There are wider questions. The first concerns the media plurality that the Secretary of State likes to pray in aid to explain how hemmed in he is by statute. The answer to that question is that, as formulated, the system is antique and obsolete when faced with a behemoth such as the Murdoch empire. The combination of News Corporation and BSkyB will be in a position to distort or bend competition through cross-promotion, price bundling, preventing rivals from advertising and other distortions in the advertising market. The fact is that none of those issues, which are crucial to the question of competitiveness, was even considered by the Secretary of State. That is the decisive reason why he should reconsider.

In particular, the idea cooked up by News International that putting Sky News into a separate company somehow preserves media plurality is utterly spurious. Newco, the company that will run Sky News, will be dependent on News Corporation for 85% of its revenues and for access to the market. The safeguards for editorial independence are weak and of the kind that News International has repeatedly undermined before.
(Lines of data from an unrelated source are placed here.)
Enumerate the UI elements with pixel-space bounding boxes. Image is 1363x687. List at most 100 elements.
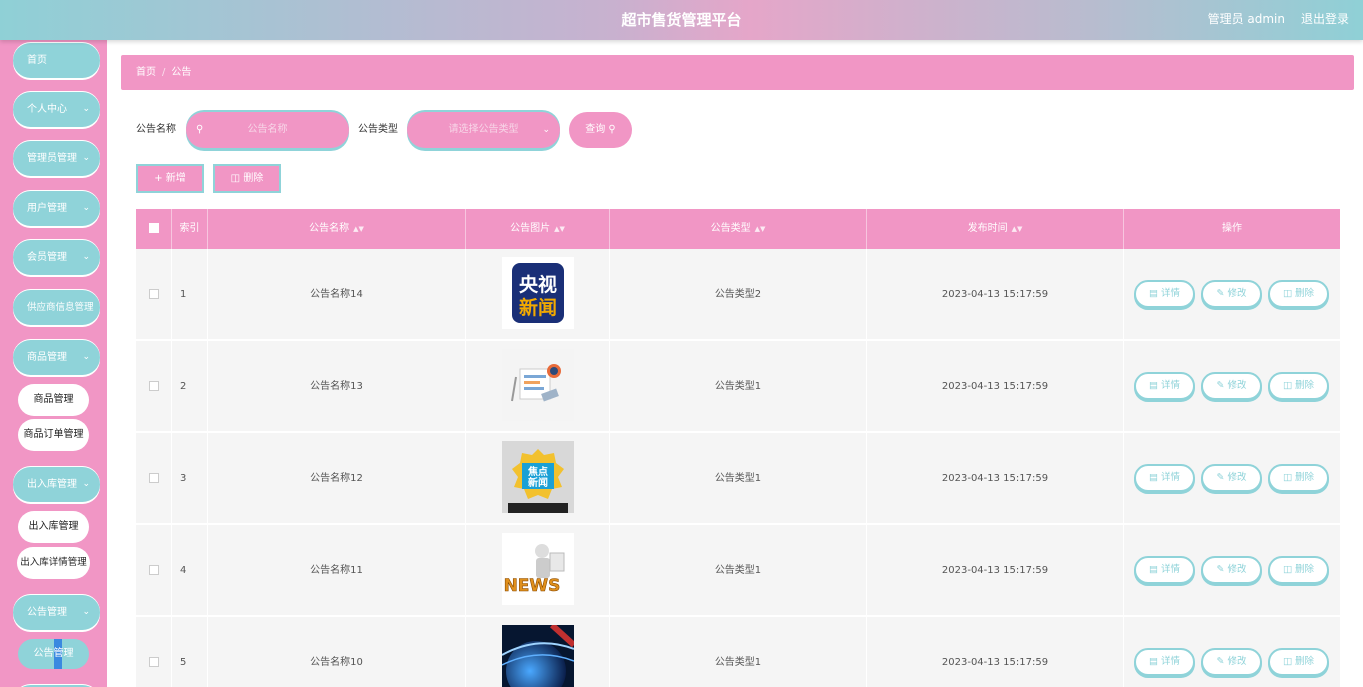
sidebar-item-label: 供应商信息管理 — [27, 302, 94, 313]
sidebar-subitem-stock-detail[interactable]: 出入库详情管理 — [17, 547, 90, 579]
add-button[interactable]: + 新增 — [136, 164, 204, 193]
delete-button-label: 删除 — [243, 173, 264, 184]
table-row: 1 公告名称14 央视 新闻 公告类型2 2023-04-13 15:17:59 ▤ 详情 ✎… — [136, 249, 1340, 340]
svg-text:NEWS: NEWS — [504, 576, 561, 596]
edit-button[interactable]: ✎ 修改 — [1201, 464, 1262, 492]
sidebar: 首页 个人中心 ⌄ 管理员管理 ⌄ 用户管理 ⌄ 会员管理 ⌄ 供应商信息管理 商品管理… — [0, 40, 107, 687]
row-delete-button[interactable]: ◫ 删除 — [1268, 648, 1329, 676]
detail-button[interactable]: ▤ 详情 — [1134, 556, 1195, 584]
breadcrumb-home[interactable]: 首页 — [136, 67, 156, 78]
sort-icon[interactable]: ▲▼ — [554, 225, 565, 233]
col-name[interactable]: 公告名称 ▲▼ — [208, 209, 466, 249]
row-publish-time: 2023-04-13 15:17:59 — [867, 341, 1124, 432]
row-checkbox[interactable] — [148, 473, 159, 483]
edit-button[interactable]: ✎ 修改 — [1201, 556, 1262, 584]
svg-text:新闻: 新闻 — [519, 296, 557, 319]
row-notice-name: 公告名称12 — [208, 433, 466, 524]
sidebar-item-personal-center[interactable]: 个人中心 ⌄ — [13, 92, 100, 127]
row-delete-button[interactable]: ◫ 删除 — [1268, 556, 1329, 584]
query-button[interactable]: 查询 ⚲ — [569, 112, 632, 148]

Neither Ofcom nor the Office of Fair Trading regards this arrangement as a sustainable solution. The two-week consultation period was clearly inadequate. And the arrangement puts far too much power in the hands of the Secretary of State rather than independent regulators. Those are all very strong reasons why the Secretary of State has to look at this again, after a pause, which the whole House is asking for.

Lastly, I want to say something about the Press Complaints Commission, which is surely one of the most ineffective performers in the regulatory landscape. It played absolutely no role whatever in uncovering the phone hacking revelations; indeed, it far too readily dismissed The Guardian’s original warnings nearly two years ago. I really do think that the PCC has been so poor that the public inquiry should look again at the future of self-regulation after so many cautions, including David Mellor’s warning 20 years ago—”

Because we were then restricted to just 4-minute speeches, I would have added Mellor’s threat in the 1990s: “the press is now drinking at the last chance saloon”. As they say in such places, for self-regulation Time’s up!